The event also witnessed a series of informal discussion and lectures that will go on till March 29 by a host of eminent experts on heritage and water like Ashoke Chaterjee, former NID director, archaeologist Jitu Mishra, research entrepreneur and educationist Mansi Bal and RJ Vasavada, former head of Centre for Conservation Studies at CEPT, among others.

Tayyibji, who led the initiative, said, “Interestingly, we found that many of the stepwells even now despite conversions in structure and use remained largely spaces for women, which they had been traditionally.”

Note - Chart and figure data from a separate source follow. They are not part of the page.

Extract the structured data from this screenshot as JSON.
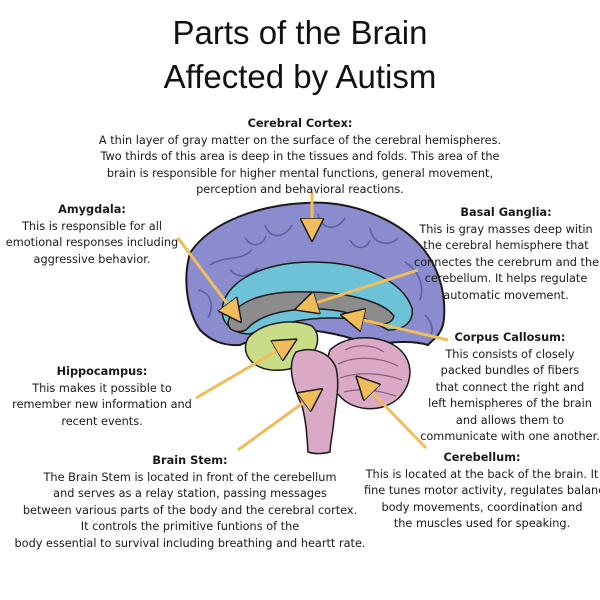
{
  "title": {
    "line1": "Parts of the Brain",
    "line2": "Affected by Autism"
  },
  "labels": {
    "cortex": {
      "heading": "Cerebral Cortex:",
      "lines": [
        "A thin layer of gray matter on the surface of the cerebral hemispheres.",
        "Two thirds of this area is deep in the tissues and folds. This area of the",
        "brain is responsible for higher mental functions, general movement,",
        "perception and behavioral reactions."
      ]
    },
    "amygdala": {
      "heading": "Amygdala:",
      "lines": [
        "This is responsible for all",
        "emotional responses including",
        "aggressive behavior."
      ]
    },
    "basal": {
      "heading": "Basal Ganglia:",
      "lines": [
        "This is gray masses deep witin",
        "the cerebral hemisphere that",
        "connectes the cerebrum and the",
        "cerebellum. It helps regulate",
        "automatic movement."
      ]
    },
    "callosum": {
      "heading": "Corpus Callosum:",
      "lines": [
        "This consists of closely",
        "packed bundles of fibers",
        "that connect the right and",
        "left hemispheres of the brain",
        "and allows them to",
        "communicate with one another."
      ]
    },
    "hippo": {
      "heading": "Hippocampus:",
      "lines": [
        "This makes it possible to",
        "remember new information and",
        "recent events."
      ]
    },
    "stem": {
      "heading": "Brain Stem:",
      "lines": [
        "The Brain Stem is located in front of the cerebellum",
        "and serves as a relay station, passing messages",
        "between various parts of the body and the cerebral cortex.",
        "It controls the primitive funtions of the",
        "body essential to survival including breathing and heartt rate."
      ]
    },
    "cerebellum": {
      "heading": "Cerebellum:",
      "lines": [
        "This is located at the back of the brain. It",
        "fine tunes motor activity, regulates balance,",
        "body movements, coordination and",
        "the muscles used for speaking."
      ]
    }
  },
  "colors": {
    "cortex": "#8a8ccd",
    "cortex_gyri": "#5d5fa6",
    "inner_blue": "#6ec2d8",
    "callosum_gray": "#8c8c8c",
    "thalamus_green": "#c9dc86",
    "stem_pink": "#d9a9c5",
    "outline": "#1a1a1a",
    "arrow": "#f1bc5a"
  }
}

The stepwells that have been documented include Rudabai ni Vaav at Adalaj, Bai Harir ni Vaav at Asarwa, Jethabhai ni Vaav at Isanpur, Ashapura Maata ni Vaav at Bapunagar, Vaav at Vadaj, Khodiyar Maata ni Vaav at Bapunagar, Maata Bhavani ni Vav at Asarwa, Vaav at Bhadaj, Gandharva Vaav at Saraspur, Pouranik Vaav at Bapunagar, Sindhvai Maata ni Vaav at CTM, Amritavarshini Vaav at Panchkuva, Khodiyar Maata ni Vaav at Vasna, Ambe Maata ni Vaav at Malav Talav, Kali Maata ni Vaav at Bapunagar and Vaav at Doshivada ni Pol.